The wolfdogs are part of Lockwood’s “Warriors and Wolves” therapeutic program in which returning combat veterans team up with the animals, spending time and working with them. Such programs have been found to help heal trauma both in humans and animals. Lindner, a psychologist by profession, said the canines and vets sort of select each other.
Located at 6,000 feet, Frazier Park is relatively cool for Southern California. Nighttime temperatures are often in the 20s, Lindner said. But the thick winter coat presents a challenge. Lockwood staff and volunteers use special Furminator brand combs to remove the underfur. And there’s a lot of it.

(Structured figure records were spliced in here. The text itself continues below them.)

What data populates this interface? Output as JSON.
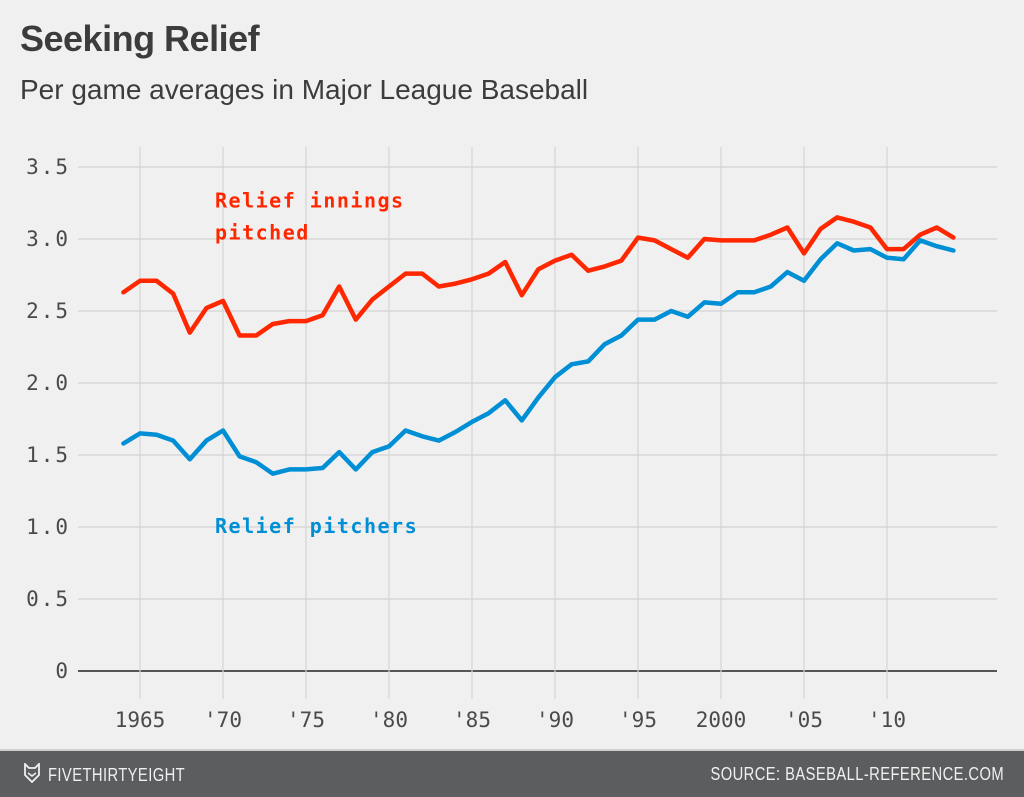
{
  "header": {
    "title": "Seeking Relief",
    "subtitle": "Per game averages in Major League Baseball"
  },
  "footer": {
    "brand": "FIVETHIRTYEIGHT",
    "brand_icon": "fox-logo-icon",
    "source": "SOURCE: BASEBALL-REFERENCE.COM"
  },
  "colors": {
    "background": "#f0f0f0",
    "innings": "#ff2700",
    "pitchers": "#008fd5",
    "grid": "#d4d4d4",
    "axis": "#555555",
    "footer": "#5b5d5e"
  },
  "chart_data": {
    "type": "line",
    "title": "Seeking Relief",
    "subtitle": "Per game averages in Major League Baseball",
    "xlabel": "",
    "ylabel": "",
    "x": [
      1964,
      1965,
      1966,
      1967,
      1968,
      1969,
      1970,
      1971,
      1972,
      1973,
      1974,
      1975,
      1976,
      1977,
      1978,
      1979,
      1980,
      1981,
      1982,
      1983,
      1984,
      1985,
      1986,
      1987,
      1988,
      1989,
      1990,
      1991,
      1992,
      1993,
      1994,
      1995,
      1996,
      1997,
      1998,
      1999,
      2000,
      2001,
      2002,
      2003,
      2004,
      2005,
      2006,
      2007,
      2008,
      2009,
      2010,
      2011,
      2012,
      2013,
      2014
    ],
    "xlim": [
      1963,
      2016
    ],
    "ylim": [
      0,
      3.5
    ],
    "grid": true,
    "legend": "inline labels",
    "xticks": [
      1965,
      1970,
      1975,
      1980,
      1985,
      1990,
      1995,
      2000,
      2005,
      2010
    ],
    "xtick_labels": [
      "1965",
      "'70",
      "'75",
      "'80",
      "'85",
      "'90",
      "'95",
      "2000",
      "'05",
      "'10"
    ],
    "yticks": [
      0,
      0.5,
      1.0,
      1.5,
      2.0,
      2.5,
      3.0,
      3.5
    ],
    "ytick_labels": [
      "0",
      "0.5",
      "1.0",
      "1.5",
      "2.0",
      "2.5",
      "3.0",
      "3.5"
    ],
    "series": [
      {
        "name": "Relief innings pitched",
        "label_lines": [
          "Relief innings",
          "pitched"
        ],
        "label_anchor": [
          1970,
          3.22
        ],
        "color": "#ff2700",
        "values": [
          2.63,
          2.71,
          2.71,
          2.62,
          2.35,
          2.52,
          2.57,
          2.33,
          2.33,
          2.41,
          2.43,
          2.43,
          2.47,
          2.67,
          2.44,
          2.58,
          2.67,
          2.76,
          2.76,
          2.67,
          2.69,
          2.72,
          2.76,
          2.84,
          2.61,
          2.79,
          2.85,
          2.89,
          2.78,
          2.81,
          2.85,
          3.01,
          2.99,
          2.93,
          2.87,
          3.0,
          2.99,
          2.99,
          2.99,
          3.03,
          3.08,
          2.9,
          3.07,
          3.15,
          3.12,
          3.08,
          2.93,
          2.93,
          3.03,
          3.08,
          3.01
        ]
      },
      {
        "name": "Relief pitchers",
        "label_lines": [
          "Relief pitchers"
        ],
        "label_anchor": [
          1970,
          0.96
        ],
        "color": "#008fd5",
        "values": [
          1.58,
          1.65,
          1.64,
          1.6,
          1.47,
          1.6,
          1.67,
          1.49,
          1.45,
          1.37,
          1.4,
          1.4,
          1.41,
          1.52,
          1.4,
          1.52,
          1.56,
          1.67,
          1.63,
          1.6,
          1.66,
          1.73,
          1.79,
          1.88,
          1.74,
          1.9,
          2.04,
          2.13,
          2.15,
          2.27,
          2.33,
          2.44,
          2.44,
          2.5,
          2.46,
          2.56,
          2.55,
          2.63,
          2.63,
          2.67,
          2.77,
          2.71,
          2.86,
          2.97,
          2.92,
          2.93,
          2.87,
          2.86,
          2.99,
          2.95,
          2.92
        ]
      }
    ]
  }
}
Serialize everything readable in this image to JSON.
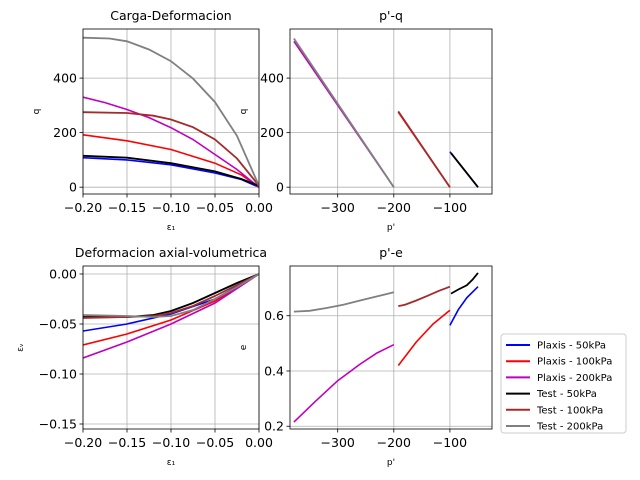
{
  "chart_data": [
    {
      "type": "line",
      "title": "Carga-Deformacion",
      "xlabel": "ε₁",
      "ylabel": "q",
      "xlim": [
        -0.2,
        0.0
      ],
      "ylim": [
        -25,
        580
      ],
      "xticks": [
        -0.2,
        -0.15,
        -0.1,
        -0.05,
        0.0
      ],
      "xtick_labels": [
        "−0.20",
        "−0.15",
        "−0.10",
        "−0.05",
        "0.00"
      ],
      "yticks": [
        0,
        200,
        400
      ],
      "ytick_labels": [
        "0",
        "200",
        "400"
      ],
      "grid": true,
      "series": [
        {
          "name": "Plaxis - 50kPa",
          "x": [
            -0.2,
            -0.15,
            -0.1,
            -0.05,
            -0.02,
            0.0
          ],
          "y": [
            108,
            100,
            82,
            52,
            28,
            0
          ]
        },
        {
          "name": "Plaxis - 100kPa",
          "x": [
            -0.2,
            -0.15,
            -0.1,
            -0.05,
            -0.02,
            0.0
          ],
          "y": [
            192,
            170,
            138,
            88,
            45,
            0
          ]
        },
        {
          "name": "Plaxis - 200kPa",
          "x": [
            -0.2,
            -0.175,
            -0.15,
            -0.125,
            -0.1,
            -0.075,
            -0.05,
            -0.025,
            0.0
          ],
          "y": [
            330,
            310,
            285,
            255,
            218,
            175,
            120,
            65,
            0
          ]
        },
        {
          "name": "Test - 50kPa",
          "x": [
            -0.2,
            -0.15,
            -0.1,
            -0.05,
            -0.02,
            0.0
          ],
          "y": [
            115,
            108,
            88,
            58,
            30,
            5
          ]
        },
        {
          "name": "Test - 100kPa",
          "x": [
            -0.2,
            -0.15,
            -0.12,
            -0.1,
            -0.075,
            -0.05,
            -0.025,
            0.0
          ],
          "y": [
            275,
            272,
            262,
            248,
            220,
            175,
            105,
            5
          ]
        },
        {
          "name": "Test - 200kPa",
          "x": [
            -0.2,
            -0.17,
            -0.15,
            -0.125,
            -0.1,
            -0.075,
            -0.05,
            -0.025,
            0.0
          ],
          "y": [
            548,
            545,
            535,
            505,
            462,
            398,
            312,
            188,
            5
          ]
        }
      ]
    },
    {
      "type": "line",
      "title": "p'-q",
      "xlabel": "p'",
      "ylabel": "q",
      "xlim": [
        -385,
        -25
      ],
      "ylim": [
        -25,
        580
      ],
      "xticks": [
        -300,
        -200,
        -100
      ],
      "xtick_labels": [
        "−300",
        "−200",
        "−100"
      ],
      "yticks": [
        0,
        200,
        400
      ],
      "ytick_labels": [
        "0",
        "200",
        "400"
      ],
      "grid": true,
      "series": [
        {
          "name": "Plaxis - 50kPa",
          "x": [
            -100,
            -50
          ],
          "y": [
            130,
            0
          ]
        },
        {
          "name": "Plaxis - 100kPa",
          "x": [
            -192,
            -100
          ],
          "y": [
            275,
            0
          ]
        },
        {
          "name": "Plaxis - 200kPa",
          "x": [
            -378,
            -200
          ],
          "y": [
            535,
            0
          ]
        },
        {
          "name": "Test - 50kPa",
          "x": [
            -98,
            -50
          ],
          "y": [
            125,
            0
          ]
        },
        {
          "name": "Test - 100kPa",
          "x": [
            -192,
            -100
          ],
          "y": [
            278,
            0
          ]
        },
        {
          "name": "Test - 200kPa",
          "x": [
            -378,
            -200
          ],
          "y": [
            545,
            0
          ]
        }
      ]
    },
    {
      "type": "line",
      "title": "Deformacion axial-volumetrica",
      "xlabel": "ε₁",
      "ylabel": "εᵥ",
      "xlim": [
        -0.2,
        0.0
      ],
      "ylim": [
        -0.155,
        0.008
      ],
      "xticks": [
        -0.2,
        -0.15,
        -0.1,
        -0.05,
        0.0
      ],
      "xtick_labels": [
        "−0.20",
        "−0.15",
        "−0.10",
        "−0.05",
        "0.00"
      ],
      "yticks": [
        -0.15,
        -0.1,
        -0.05,
        0.0
      ],
      "ytick_labels": [
        "−0.15",
        "−0.10",
        "−0.05",
        "0.00"
      ],
      "grid": true,
      "series": [
        {
          "name": "Plaxis - 50kPa",
          "x": [
            -0.2,
            -0.15,
            -0.1,
            -0.05,
            0.0
          ],
          "y": [
            -0.057,
            -0.05,
            -0.04,
            -0.025,
            0.0
          ]
        },
        {
          "name": "Plaxis - 100kPa",
          "x": [
            -0.2,
            -0.15,
            -0.1,
            -0.05,
            0.0
          ],
          "y": [
            -0.071,
            -0.06,
            -0.046,
            -0.027,
            0.0
          ]
        },
        {
          "name": "Plaxis - 200kPa",
          "x": [
            -0.2,
            -0.15,
            -0.1,
            -0.05,
            0.0
          ],
          "y": [
            -0.084,
            -0.068,
            -0.05,
            -0.029,
            0.0
          ]
        },
        {
          "name": "Test - 50kPa",
          "x": [
            -0.2,
            -0.15,
            -0.12,
            -0.1,
            -0.075,
            -0.05,
            -0.025,
            0.0
          ],
          "y": [
            -0.043,
            -0.043,
            -0.041,
            -0.037,
            -0.029,
            -0.019,
            -0.009,
            0.0
          ]
        },
        {
          "name": "Test - 100kPa",
          "x": [
            -0.2,
            -0.15,
            -0.12,
            -0.1,
            -0.075,
            -0.05,
            -0.025,
            0.0
          ],
          "y": [
            -0.044,
            -0.043,
            -0.042,
            -0.039,
            -0.032,
            -0.022,
            -0.011,
            0.0
          ]
        },
        {
          "name": "Test - 200kPa",
          "x": [
            -0.2,
            -0.15,
            -0.12,
            -0.1,
            -0.075,
            -0.05,
            -0.025,
            0.0
          ],
          "y": [
            -0.041,
            -0.042,
            -0.043,
            -0.042,
            -0.036,
            -0.025,
            -0.013,
            0.0
          ]
        }
      ]
    },
    {
      "type": "line",
      "title": "p'-e",
      "xlabel": "p'",
      "ylabel": "e",
      "xlim": [
        -385,
        -25
      ],
      "ylim": [
        0.19,
        0.78
      ],
      "xticks": [
        -300,
        -200,
        -100
      ],
      "xtick_labels": [
        "−300",
        "−200",
        "−100"
      ],
      "yticks": [
        0.2,
        0.4,
        0.6
      ],
      "ytick_labels": [
        "0.2",
        "0.4",
        "0.6"
      ],
      "grid": true,
      "legend": "right-outside",
      "series": [
        {
          "name": "Plaxis - 50kPa",
          "x": [
            -100,
            -85,
            -70,
            -50
          ],
          "y": [
            0.565,
            0.622,
            0.665,
            0.705
          ]
        },
        {
          "name": "Plaxis - 100kPa",
          "x": [
            -192,
            -160,
            -130,
            -100
          ],
          "y": [
            0.42,
            0.505,
            0.57,
            0.62
          ]
        },
        {
          "name": "Plaxis - 200kPa",
          "x": [
            -378,
            -340,
            -300,
            -260,
            -230,
            -200
          ],
          "y": [
            0.215,
            0.29,
            0.365,
            0.425,
            0.465,
            0.495
          ]
        },
        {
          "name": "Test - 50kPa",
          "x": [
            -98,
            -85,
            -70,
            -60,
            -50
          ],
          "y": [
            0.68,
            0.695,
            0.71,
            0.73,
            0.755
          ]
        },
        {
          "name": "Test - 100kPa",
          "x": [
            -192,
            -180,
            -160,
            -140,
            -120,
            -100
          ],
          "y": [
            0.635,
            0.64,
            0.655,
            0.672,
            0.69,
            0.705
          ]
        },
        {
          "name": "Test - 200kPa",
          "x": [
            -378,
            -350,
            -320,
            -290,
            -260,
            -230,
            -200
          ],
          "y": [
            0.615,
            0.618,
            0.628,
            0.64,
            0.655,
            0.67,
            0.685
          ]
        }
      ]
    }
  ],
  "legend": {
    "entries": [
      {
        "label": "Plaxis - 50kPa",
        "color": "#0000ff"
      },
      {
        "label": "Plaxis - 100kPa",
        "color": "#ff0000"
      },
      {
        "label": "Plaxis - 200kPa",
        "color": "#bf00bf"
      },
      {
        "label": "Test - 50kPa",
        "color": "#000000"
      },
      {
        "label": "Test - 100kPa",
        "color": "#a52a2a"
      },
      {
        "label": "Test - 200kPa",
        "color": "#808080"
      }
    ]
  }
}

“We took two to the Patagonia store in Reno,” Lindner said. The trip was to thank the company for its help in getting the wolfdogs from Alaska to California. “They had an inch-thick carpet of fur before we left. I felt so bad. If you know anyone who wants wolfdog fur, please let us know.”
The animals are eating well, Lindner added. “We’re part of a land-fill diversion program. We get meat from markets that’s past its sell-by date. Filet mignons. T-bones. Roast beef. One store had its freezers go out and we got 10,000 turkeys. They gorged themselves and didn’t want to eat for a few days after that.”
In addition to the 29 adult wolfdogs, nine pups were sent to Wolfwood Refuge in Ignacio, Colo.
Paula Woerner of Wolfwood said the pups “are a year old now and doing great. We were able to keep them all together as a pack so far.”
Construction of a large new habitat for the animals is due to begin in June.